TO-MERA — Exile album cover Album · 2012 · Progressive Metal Buy this album from MMA partners
5/5 ·
Exile is the third full-length album by the English/Hungarian progressive metal act To-Mera. The album is the band’s first release since the 2009 EP Earthbound. In that time the members have been involved in other projects or personal commitments. Exile is released through guitarist Tom MacLean’s own label Illusionary Records and is a concept album revolving around the themes of ‘tragedy, loss and hardship’, following a protagonist who places herself in a ‘self-imposed state of exile’, throwing away ‘everything meaningful in life in order to protect herself from further harm’. To quote the press release. I’m going to be honest, I find myself much more enthralled by the music than the story to read more into it beyond what I’ve already been told.

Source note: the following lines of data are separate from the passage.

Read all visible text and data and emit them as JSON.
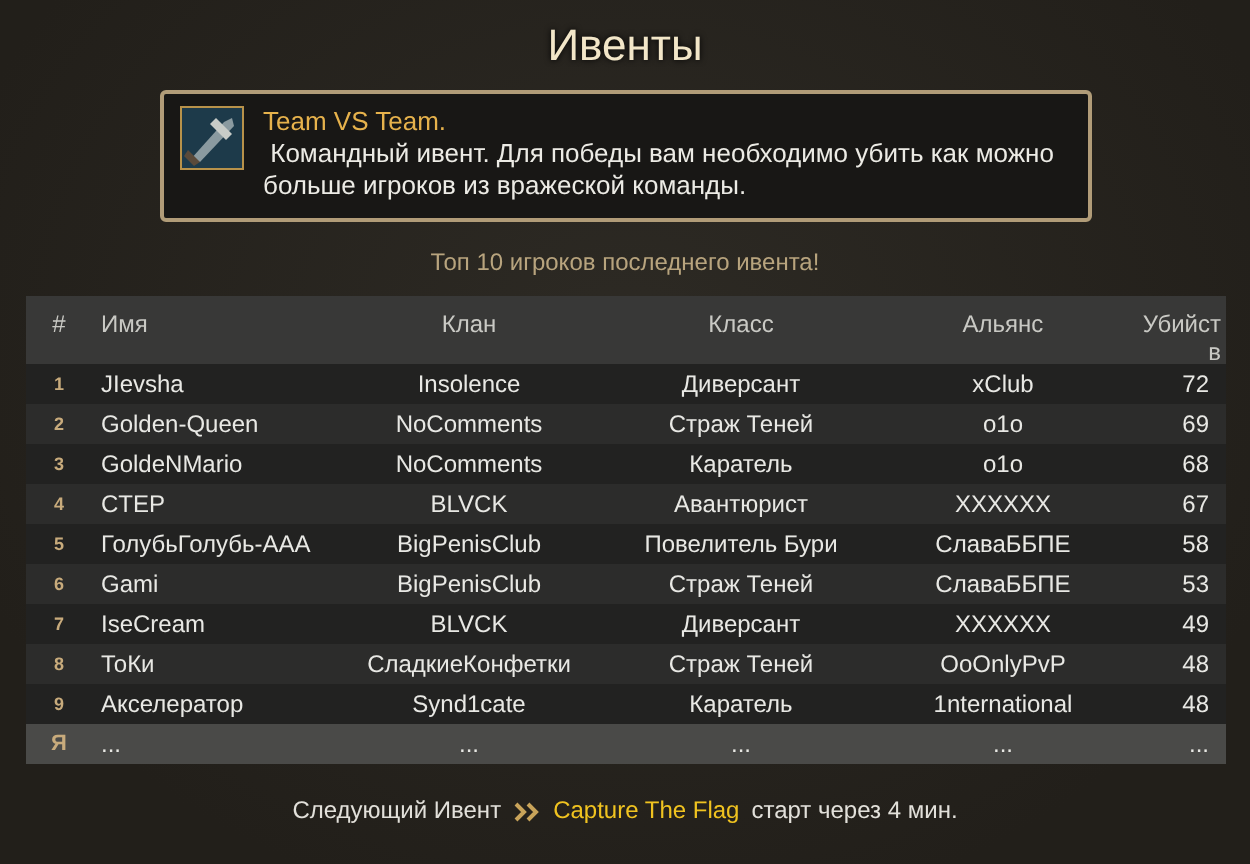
{
  "title": "Ивенты",
  "event": {
    "name": "Team VS Team.",
    "description": " Командный ивент. Для победы вам необходимо убить как можно больше игроков из вражеской команды."
  },
  "subtitle": "Топ 10 игроков последнего ивента!",
  "table": {
    "columns": [
      "#",
      "Имя",
      "Клан",
      "Класс",
      "Альянс",
      "Убийств"
    ],
    "rows": [
      {
        "rank": "1",
        "name": "JIevsha",
        "clan": "Insolence",
        "class": "Диверсант",
        "alliance": "xClub",
        "kills": "72",
        "selected": false
      },
      {
        "rank": "2",
        "name": "Golden-Queen",
        "clan": "NoComments",
        "class": "Страж Теней",
        "alliance": "o1o",
        "kills": "69",
        "selected": false
      },
      {
        "rank": "3",
        "name": "GoldeNMario",
        "clan": "NoComments",
        "class": "Каратель",
        "alliance": "o1o",
        "kills": "68",
        "selected": false
      },
      {
        "rank": "4",
        "name": "CTEP",
        "clan": "BLVCK",
        "class": "Авантюрист",
        "alliance": "XXXXXX",
        "kills": "67",
        "selected": false
      },
      {
        "rank": "5",
        "name": "ГолубьГолубь-AAA",
        "clan": "BigPenisClub",
        "class": "Повелитель Бури",
        "alliance": "СлаваББПЕ",
        "kills": "58",
        "selected": false
      },
      {
        "rank": "6",
        "name": "Gami",
        "clan": "BigPenisClub",
        "class": "Страж Теней",
        "alliance": "СлаваББПЕ",
        "kills": "53",
        "selected": false
      },
      {
        "rank": "7",
        "name": "IseCream",
        "clan": "BLVCK",
        "class": "Диверсант",
        "alliance": "XXXXXX",
        "kills": "49",
        "selected": false
      },
      {
        "rank": "8",
        "name": "ТоКи",
        "clan": "СладкиеКонфетки",
        "class": "Страж Теней",
        "alliance": "OoOnlyPvP",
        "kills": "48",
        "selected": false
      },
      {
        "rank": "9",
        "name": "Акселератор",
        "clan": "Synd1cate",
        "class": "Каратель",
        "alliance": "1nternational",
        "kills": "48",
        "selected": false
      },
      {
        "rank": "Я",
        "name": "...",
        "clan": "...",
        "class": "...",
        "alliance": "...",
        "kills": "...",
        "selected": true
      }
    ]
  },
  "footer": {
    "label": "Следующий Ивент",
    "event": "Capture The Flag",
    "suffix": "старт через 4 мин."
  }
}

With To-Mera having caught my attention as far back as their 2006 debut album Transcendental, an album I’d rank among that year’s best releases, the band continued to impress on the same level with their second release Delusions (2008). However I found myself disappointed with the Earthbound EP. It wasn’t that it was a bad release, but its four tracks lacked the consistency present on the albums in my view, and I was concerned that after two high qualities releases To-Mera had burned themselves out.

The break between releases seems to have done To-Mera a lot of good though, and I find myself listening to an album which holds that same ‘wow’ factor that I experienced when I first saw the music video for Blood, a track from the debut. I admit to a little apprehension after the EP, but I’m glad to find that Exile proves that my concerns were entirely unfounded. We’re talking yet another high quality progressive metal album from To-Mera and it has many claims to being their strongest work yet.

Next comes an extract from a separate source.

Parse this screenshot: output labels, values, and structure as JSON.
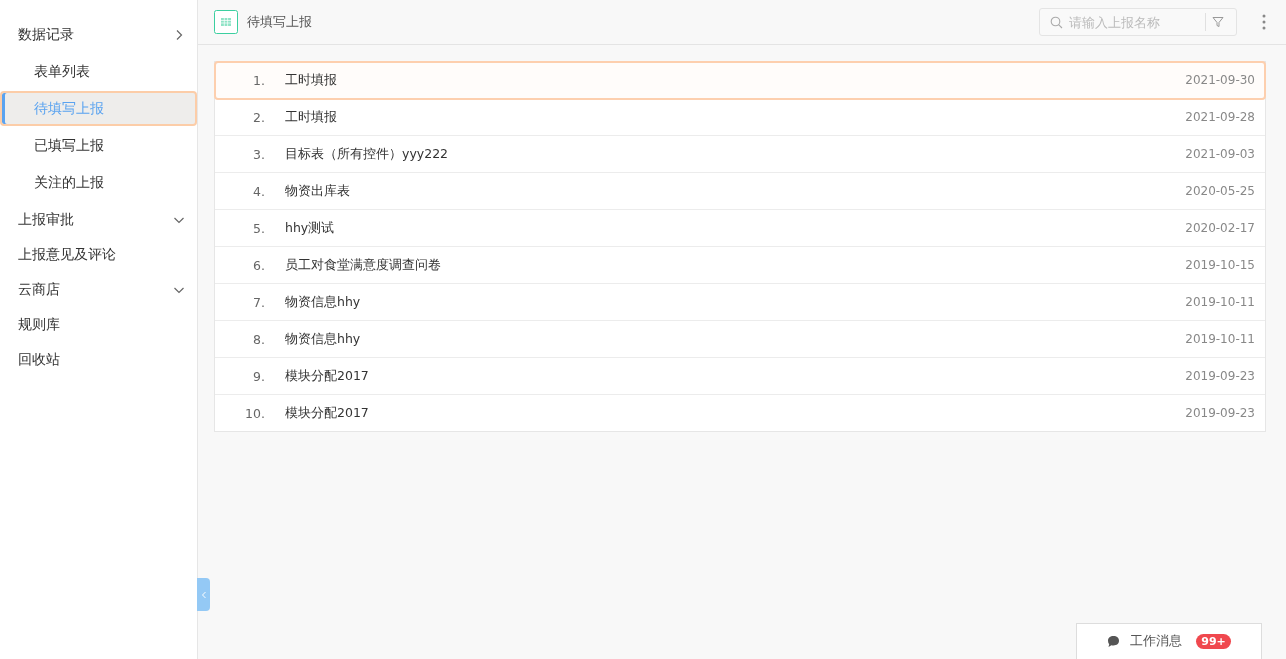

The best aspect of the album for me is that although it still has that To-Mera sound of heavy guitars (MacLean used eight string guitars for the album), jazzy passages, and the ethereal vocals of Julie Kiss, Exile is able to stand apart from the older releases as it sounds like a much more adventurous release in progressive terms. You can expect to hear stuff you haven’t yet out of a To-Mera album, such as growling vocals during The Descent (the growls are performed by Stephan Forté of Adagio), which give the music a brief black metal feel, electronic keyboards in End Game that kind of remind me of video game music and more so the songs do a lot more chopping and changing between styles than on the previous albums. It’s still very much a metal album, and by To-Mera’s usual standard it’s a very heavy one, pushing towards extreme metal even, but there’s a lot more than just metal going on during Exile.

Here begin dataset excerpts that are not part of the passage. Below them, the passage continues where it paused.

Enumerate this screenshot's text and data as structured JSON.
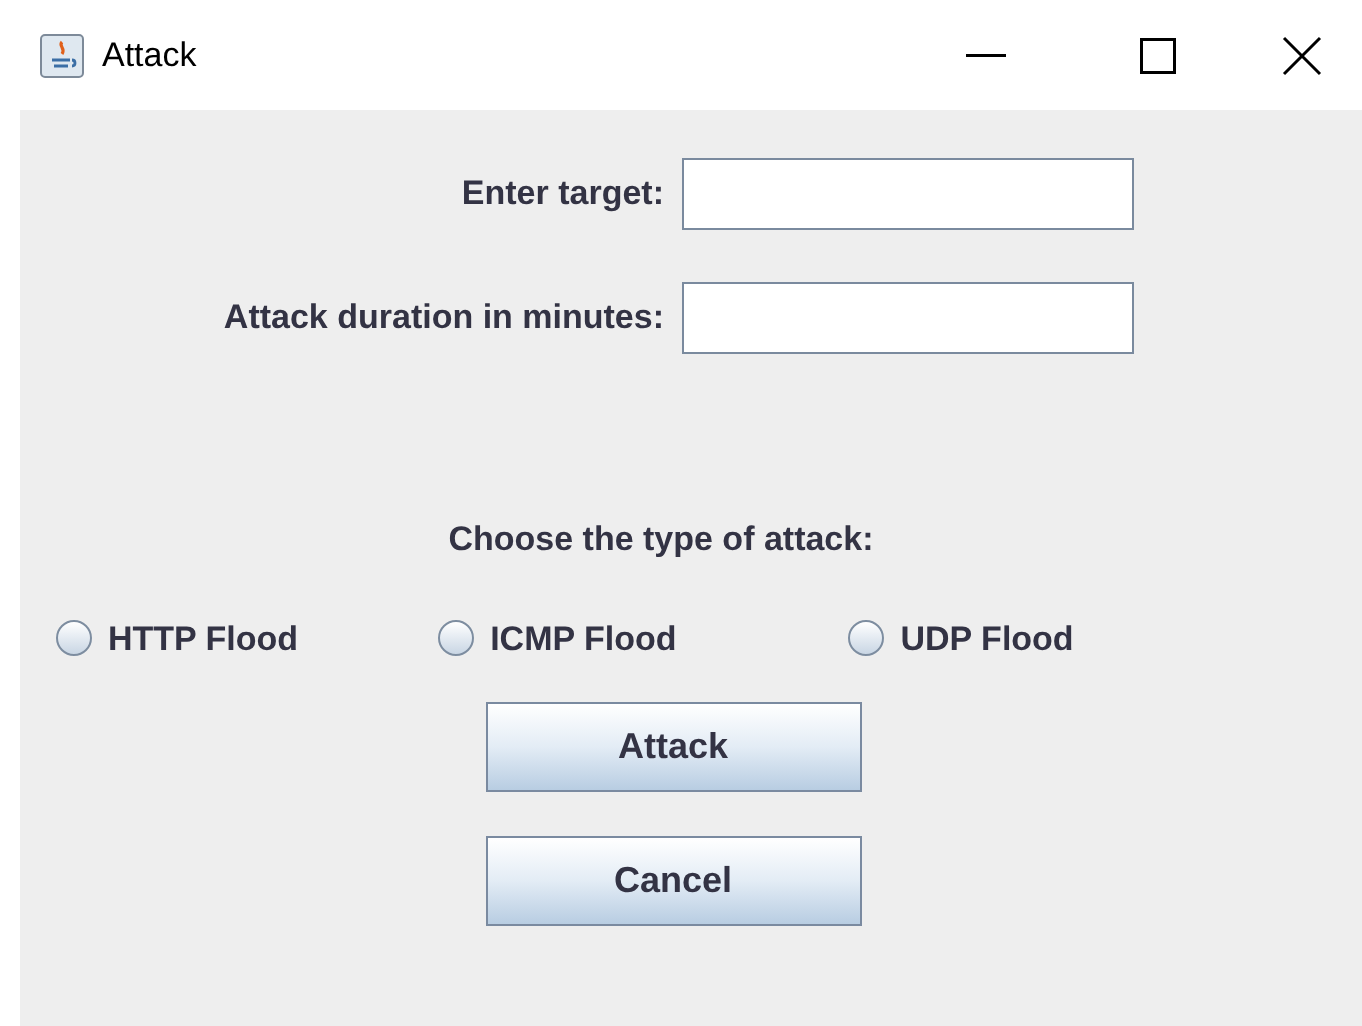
{
  "window": {
    "title": "Attack"
  },
  "fields": [
    {
      "label": "Enter target:"
    },
    {
      "label": "Attack duration in minutes:"
    }
  ],
  "attack_type": {
    "heading": "Choose the type of attack:",
    "options": [
      {
        "label": "HTTP Flood",
        "selected": false
      },
      {
        "label": "ICMP Flood",
        "selected": false
      },
      {
        "label": "UDP Flood",
        "selected": false
      }
    ]
  },
  "buttons": [
    "Attack",
    "Cancel"
  ]
}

Does that mean it’s a better album though? In truth it’s difficult to compare the album to what came before since the band has to my ears clearly taken the next step along the road of musical evolution, and Exile is a different beast of that. The prog fans I think will approve as much as I do, but To-Mera also had a level of accessibility in Transcendental and Delusions which has been lessened in Exile due to the extended use of genre hopping. Personally I see the album as another high quality release under the band’s belt. For me the only blip in their career so far has been Earthbound. All three full-lengths up to and including Exile have been top tier to me, with To-Mera one of the few band’s I’ve been happy to objectively rate in such a way. Exile is an essential prog purchase.